Nama lengkapnya Ni Wayan Ika Agustina, biasa dipanggil Ika. Ia lahir di Rendang, Karangasem, 15 Agustus 1998. Dari pasangan I Wayan Kertiyasa dan Ni Wayan Sukasih. Ika merupakan anak pertama dari dua bersaudara.
Ika lahir secara prematur, baru enam bulan dalam kandungan, ia sudah lahir. Ika juga mengidap penyakit Cerebral Palsy, yaitu kondisi yang memengaruhi otot dan saraf. Penyakit tersebut mengharuskannya menggunakan alat bantu kursi roda. Jadi memang dari kecil ia tidak pernah merasakan bagaimana rasanya berjalan. Penyakit tersebut bukan bawaan, tapi dimulai dari tahap awal kehidupan, yaitu sejak lahir.
Setiap orang pasti memiliki kelebihan dan keunikannya tersendiri, begitupun dengan Ika. Ia memiliki bakat dalam menulis puisi. Ika kerap menulis puisi-puisinya di media sosial Facebook, yang kemudian berhasil dibukukan menjadi kumpulan puisi pertamanya, yaitu “Suaraku dari Kursi Roda” yang diterbitkan oleh CV. Tinta Emas Perkasa pada tahun 2019.
Karya keduanya adalah buku kumpulan puisi “Menyuarakan Jiwa dengan Cinta” yang diterbitkan oleh CV. Tinta Emas Perkasa pada tahun 2021. Buku ini merupakan hasil kolaborasi Ika bersama Kadek Agus yang juga penyandang disabilitas. Kadek Agus sendiri telah berhasil menerbitkan tiga buku.
Ika mengatakan, Ibu Dewa Ayu memiliki andil besar dalam proses kreatifnya. Berkat motivasi dan dorongannya, ia menjadi percaya diri untuk menerbitkan puisi-puisi yang selama ini hanya mengendap di status Facebook. Selain itu, Dewa Ayu Eka juga menjadi editor dan turut membantu mencari penerbit buku yang bersedia menerbitkan karyanya.
Ibu Dewa Ayu mengatakan, Ika memiliki potensi yang bagus, dengan kondisinya yang di atas kursi roda, ia mampu menuangkan imajinasinya dalam bentuk tulisan-tulisan.
“Ika ini punya kemampuan yang baik dan imajinasinya bagus. Ia juga punya potensi yang bagus untuk berkembang, sehingga Ika harus diberi kesempatan untuk menunjukkannya. Siapa tahu dengan pergerakan Ika, teman-teman penyandang disabilitas lain yang memiliki potensi jadi terinspirasi,” ujar Dewa Ayu Eka.
Setelah mengeluarkan dua buku kumpulan puisi, kini Ika tengah menabung cerpen-cerpen untuk dikemas menjadi kumpulan cerpen.
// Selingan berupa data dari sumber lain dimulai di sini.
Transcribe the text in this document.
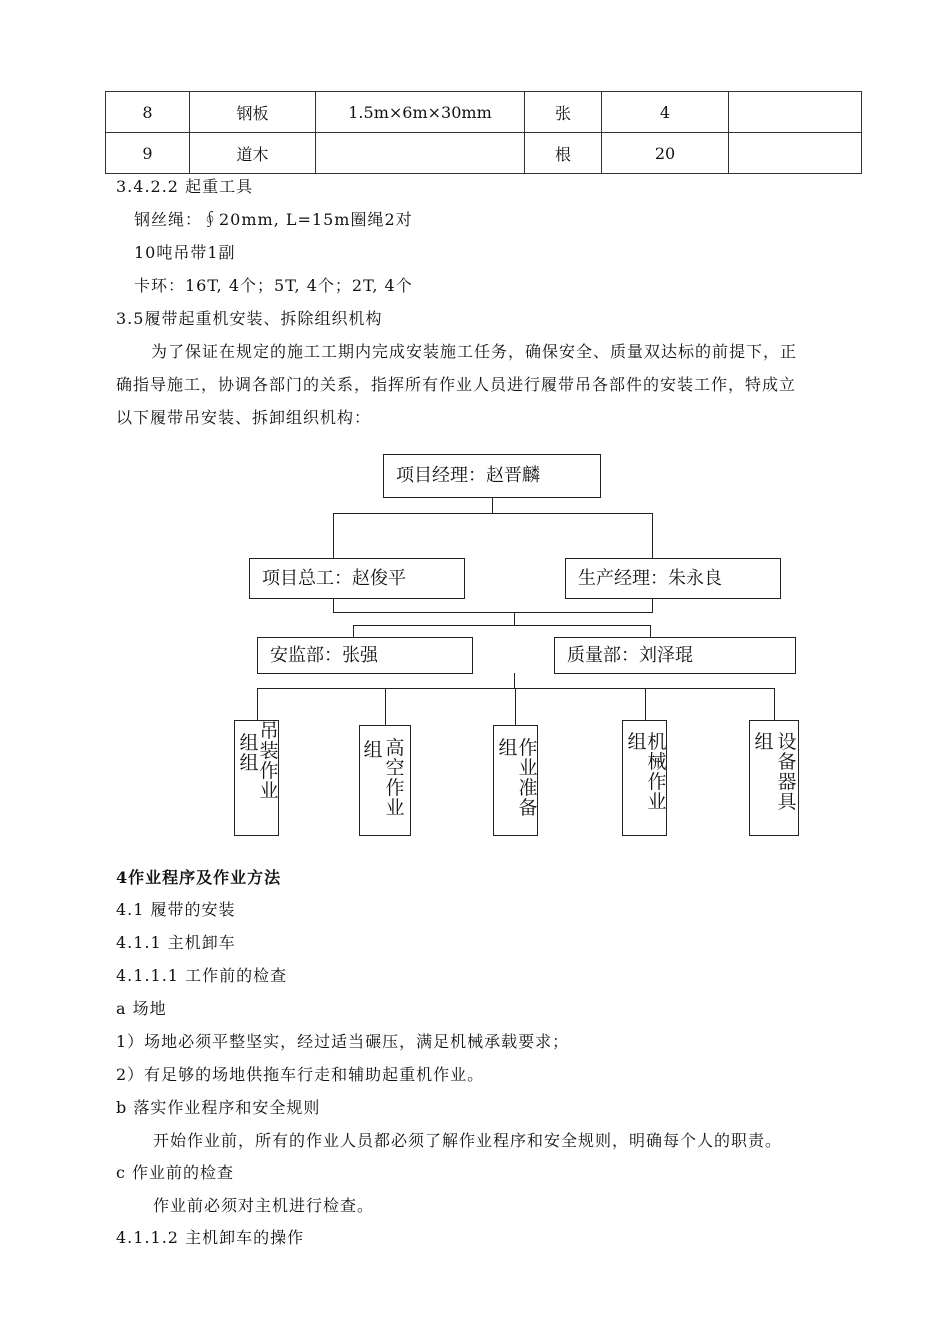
8	钢板	1.5m×6m×30mm	张	4	
9	道木		根	20	
3.4.2.2 起重工具
钢丝绳：∮20mm, L=15m圈绳2对
10吨吊带1副
卡环：16T, 4个；5T, 4个；2T, 4个
3.5履带起重机安装、拆除组织机构
为了保证在规定的施工工期内完成安装施工任务，确保安全、质量双达标的前提下，正
确指导施工，协调各部门的关系，指挥所有作业人员进行履带吊各部件的安装工作，特成立
以下履带吊安装、拆卸组织机构：
项目经理：赵晋麟
项目总工：赵俊平	生产经理：朱永良
安监部：张强	质量部：刘泽琨
组
组
吊
装
作
业
组 高
空
作
业
组 作
业
准
备
组 机
械
作
业
组 设
备
器
具
4作业程序及作业方法
4.1 履带的安装
4.1.1 主机卸车
4.1.1.1 工作前的检查
a 场地
1）场地必须平整坚实，经过适当碾压，满足机械承载要求；
2）有足够的场地供拖车行走和辅助起重机作业。
b 落实作业程序和安全规则
开始作业前，所有的作业人员都必须了解作业程序和安全规则，明确每个人的职责。
c 作业前的检查
作业前必须对主机进行检查。
4.1.1.2 主机卸车的操作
Ia ingin mencoba sesuatu yang baru dalam proses kreatifnya menulis.
Ika Agustina (depan) bersama tiga member YBSH | Foto: dok. Ika Agustina
Sebelum tinggal di YBSH, Ika sempat mengeyam pendidikan di salah satu sekolah dasar negeri di Rendang, Karangasem. Setelah lulus, ia sangat ingin melanjutkan pendidikannya ke jenjang berikutnya, tapi ia terhalang oleh akses, karena jalan menuju sekolah SMP sulit dan jaraknya sangat jauh. Akibatnya ia terpaksa putus sekolah.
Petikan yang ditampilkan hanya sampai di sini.